Microsoft has recently disclosed an attack against customer email accounts, revealing that it affected several U.S. government agencies and resulted in stolen data. While there are still unanswered questions surrounding the attacks, Microsoft has provided some details to shed light on the situation.
The attack, which lasted for a month, began on May 15 and was reported to Microsoft by a federal civilian executive branch agency in June. The threat actor responsible for the attack has been identified as Storm-0558, a China-based group that Microsoft has been tracking. They breached email accounts by exploiting a vulnerability in Outlook Web Access (OWA) in Exchange Online and Outlook.com, forging authentication tokens in the process. Around 25 organizations, including government agencies, were affected by this breach.
Fortunately, Microsoft was able to successfully block further access by the threat group, and all affected organizations were promptly notified. According to a blog post from the Microsoft Security Response Center (MSRC), Storm-0558 has a history of targeting government agencies in Western Europe for activities such as espionage, data theft, and credential access.
It is worth noting that the initial detection of the suspicious activity was done by the Cybersecurity and Infrastructure Security Agency (CISA), which then notified Microsoft. CISA published an advisory that included an attack timeline, technical details, and mitigation recommendations. They stated that an executive branch agency observed suspicious activity in their Microsoft 365 (M365) environment in the previous month.

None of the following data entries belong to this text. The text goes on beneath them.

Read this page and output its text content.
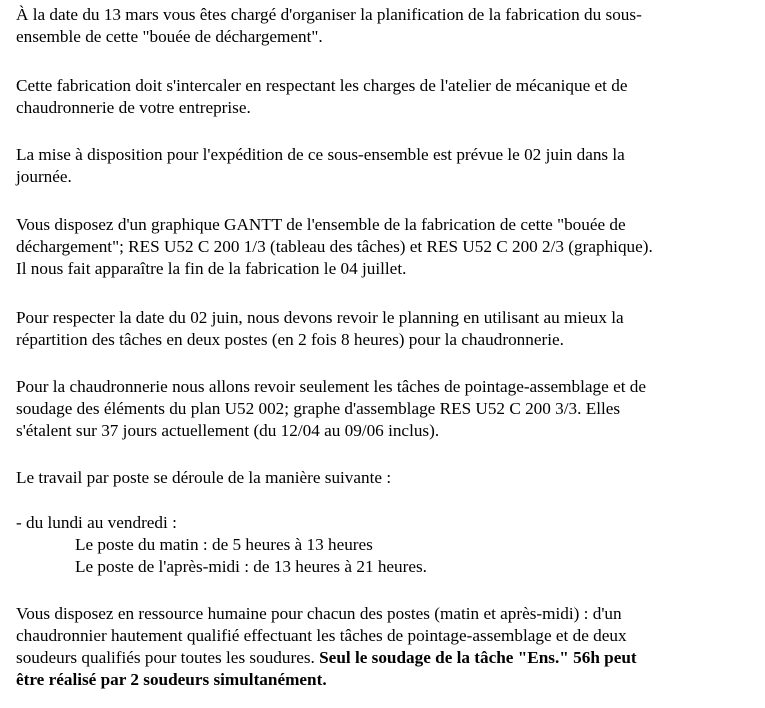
À la date du 13 mars vous êtes chargé d'organiser la planification de la fabrication du sous-
ensemble de cette "bouée de déchargement".

Cette fabrication doit s'intercaler en respectant les charges de l'atelier de mécanique et de
chaudronnerie de votre entreprise.

La mise à disposition pour l'expédition de ce sous-ensemble est prévue le 02 juin dans la
journée.

Vous disposez d'un graphique GANTT de l'ensemble de la fabrication de cette "bouée de
déchargement"; RES U52 C 200 1/3 (tableau des tâches) et RES U52 C 200 2/3 (graphique).
Il nous fait apparaître la fin de la fabrication le 04 juillet.

Pour respecter la date du 02 juin, nous devons revoir le planning en utilisant au mieux la
répartition des tâches en deux postes (en 2 fois 8 heures) pour la chaudronnerie.

Pour la chaudronnerie nous allons revoir seulement les tâches de pointage-assemblage et de
soudage des éléments du plan U52 002; graphe d'assemblage RES U52 C 200 3/3. Elles
s'étalent sur 37 jours actuellement (du 12/04 au 09/06 inclus).

Le travail par poste se déroule de la manière suivante :

- du lundi au vendredi :
Le poste du matin : de 5 heures à 13 heures
Le poste de l'après-midi : de 13 heures à 21 heures.

Vous disposez en ressource humaine pour chacun des postes (matin et après-midi) : d'un
chaudronnier hautement qualifié effectuant les tâches de pointage-assemblage et de deux
soudeurs qualifiés pour toutes les soudures. Seul le soudage de la tâche "Ens." 56h peut
être réalisé par 2 soudeurs simultanément.
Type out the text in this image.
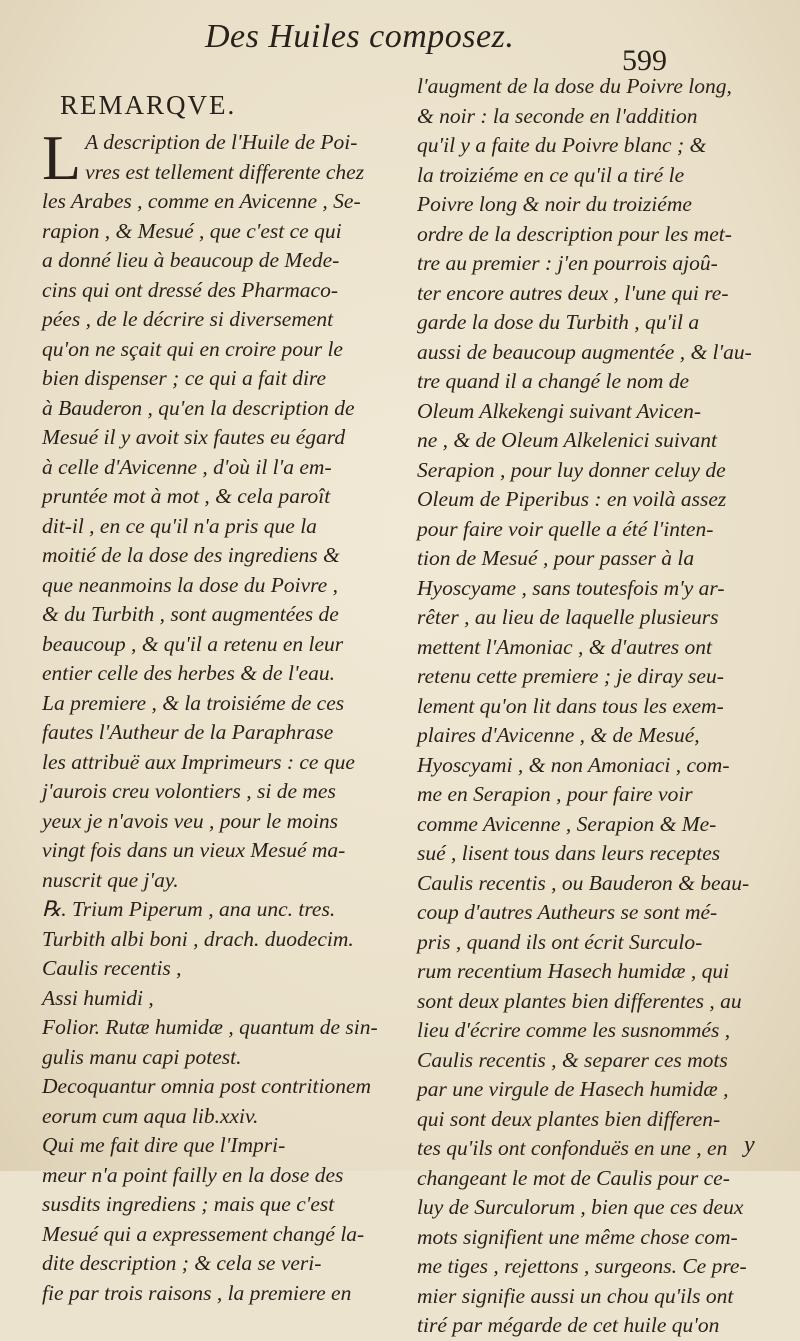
Des Huiles composez.
599
REMARQVE.
L A description de l'Huile de Poi-
vres est tellement differente chez
les Arabes , comme en Avicenne , Se-
rapion , & Mesué , que c'est ce qui
a donné lieu à beaucoup de Mede-
cins qui ont dressé des Pharmaco-
pées , de le décrire si diversement
qu'on ne sçait qui en croire pour le
bien dispenser ; ce qui a fait dire
à Bauderon , qu'en la description de
Mesué il y avoit six fautes eu égard
à celle d'Avicenne , d'où il l'a em-
pruntée mot à mot , & cela paroît
dit-il , en ce qu'il n'a pris que la
moitié de la dose des ingrediens &
que neanmoins la dose du Poivre ,
& du Turbith , sont augmentées de
beaucoup , & qu'il a retenu en leur
entier celle des herbes & de l'eau.
La premiere , & la troisiéme de ces
fautes l'Autheur de la Paraphrase
les attribuë aux Imprimeurs : ce que
j'aurois creu volontiers , si de mes
yeux je n'avois veu , pour le moins
vingt fois dans un vieux Mesué ma-
nuscrit que j'ay.
℞. Trium Piperum , ana unc. tres.
Turbith albi boni , drach. duodecim.
Caulis recentis ,
Assi humidi ,
Folior. Rutæ humidæ , quantum de sin-
gulis manu capi potest.
Decoquantur omnia post contritionem
eorum cum aqua lib.xxiv.
Qui me fait dire que l'Impri-
meur n'a point failly en la dose des
susdits ingrediens ; mais que c'est
Mesué qui a expressement changé la-
dite description ; & cela se veri-
fie par trois raisons , la premiere en
l'augment de la dose du Poivre long,
& noir : la seconde en l'addition
qu'il y a faite du Poivre blanc ; &
la troiziéme en ce qu'il a tiré le
Poivre long & noir du troiziéme
ordre de la description pour les met-
tre au premier : j'en pourrois ajoû-
ter encore autres deux , l'une qui re-
garde la dose du Turbith , qu'il a
aussi de beaucoup augmentée , & l'au-
tre quand il a changé le nom de
Oleum Alkekengi suivant Avicen-
ne , & de Oleum Alkelenici suivant
Serapion , pour luy donner celuy de
Oleum de Piperibus : en voilà assez
pour faire voir quelle a été l'inten-
tion de Mesué , pour passer à la
Hyoscyame , sans toutesfois m'y ar-
rêter , au lieu de laquelle plusieurs
mettent l'Amoniac , & d'autres ont
retenu cette premiere ; je diray seu-
lement qu'on lit dans tous les exem-
plaires d'Avicenne , & de Mesué,
Hyoscyami , & non Amoniaci , com-
me en Serapion , pour faire voir
comme Avicenne , Serapion & Me-
sué , lisent tous dans leurs receptes
Caulis recentis , ou Bauderon & beau-
coup d'autres Autheurs se sont mé-
pris , quand ils ont écrit Surculo-
rum recentium Hasech humidæ , qui
sont deux plantes bien differentes , au
lieu d'écrire comme les susnommés ,
Caulis recentis , & separer ces mots
par une virgule de Hasech humidæ ,
qui sont deux plantes bien differen-
tes qu'ils ont confonduës en une , en
changeant le mot de Caulis pour ce-
luy de Surculorum , bien que ces deux
mots signifient une même chose com-
me tiges , rejettons , surgeons. Ce pre-
mier signifie aussi un chou qu'ils ont
tiré par mégarde de cet huile qu'on
y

CISA’s advisory highlighted that advanced persistent threat (APT) actors accessed and exfiltrated unclassified Exchange Online Outlook data, thanks to the acquired MSA key used to forge tokens to gain access.
Both Microsoft and CISA confirmed that the threat actors used the forged tokens to access Outlook Web Access and Outlook.com. Microsoft acknowledged that they are uncertain about how the threat group obtained the MSA key, but it is suspected to have been acquired through covert means.

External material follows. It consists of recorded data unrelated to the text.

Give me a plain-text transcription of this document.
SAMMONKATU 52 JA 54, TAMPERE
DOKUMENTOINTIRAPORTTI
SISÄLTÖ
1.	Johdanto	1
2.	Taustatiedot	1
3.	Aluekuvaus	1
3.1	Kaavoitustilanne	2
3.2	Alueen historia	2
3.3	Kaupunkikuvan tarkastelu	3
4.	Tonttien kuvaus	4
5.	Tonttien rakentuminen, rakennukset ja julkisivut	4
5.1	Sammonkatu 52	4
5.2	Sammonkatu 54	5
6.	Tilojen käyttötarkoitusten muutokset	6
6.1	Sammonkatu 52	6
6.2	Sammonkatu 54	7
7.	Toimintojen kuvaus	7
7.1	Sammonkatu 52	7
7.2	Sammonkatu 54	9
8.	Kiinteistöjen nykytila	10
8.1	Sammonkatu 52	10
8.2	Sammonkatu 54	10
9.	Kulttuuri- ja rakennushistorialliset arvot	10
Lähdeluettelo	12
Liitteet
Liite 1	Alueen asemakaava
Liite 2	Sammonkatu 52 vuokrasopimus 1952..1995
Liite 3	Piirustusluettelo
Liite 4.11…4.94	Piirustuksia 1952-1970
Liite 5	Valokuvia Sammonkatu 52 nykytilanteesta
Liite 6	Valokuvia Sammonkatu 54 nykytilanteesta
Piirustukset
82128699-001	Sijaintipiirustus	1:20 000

Customer action is not required, according to Microsoft, but CISA has provided mitigation recommendations. Additionally, the FBI and CISA advised critical infrastructure organizations to strengthen their cloud defenses and implement baseline security configurations for Microsoft Exchange, Azure, and other Microsoft products and services.
Charlie Bell, the executive vice president of security at Microsoft, took accountability for the breach in a separate blog post, stating that Microsoft remains committed to ensuring their customers’ safety. He mentioned that the incident serves as a learning opportunity for Microsoft, prompting them to evaluate and enhance their identity/access platforms to manage evolving risks associated with keys and tokens.
This email attack is not the only incident that Microsoft has disclosed recently. They have released two other security advisories detailing additional threat activities. One advisory revealed that a Russia-based threat group exploited an unpatched zero-day vulnerability in Office and Windows products for an ongoing phishing campaign. The second advisory shed light on a campaign where threat actors weaponized Windows drivers with forged signatures, resulting in several cyber attacks. Attribution for these incidents remains unknown.
In addition to these incidents, Microsoft confirmed last month that disruptions in M365 and Azure services were not due to technical issues but resulted from powerful Layer 7 DDoS attacks. These attacks caused significant disruptions to various cloud services throughout June.
In conclusion, Microsoft’s disclosure of an attack against customer email accounts that affected U.S. government agencies serves as a reminder of the ongoing cybersecurity threats faced by organizations. The attribution to a China-based threat group and the prompt action taken by Microsoft and government agencies to mitigate the attack demonstrate the importance of robust security measures and continuous monitoring. As cyber threats continue to evolve, it is crucial for organizations to remain vigilant and proactive in safeguarding their systems and data.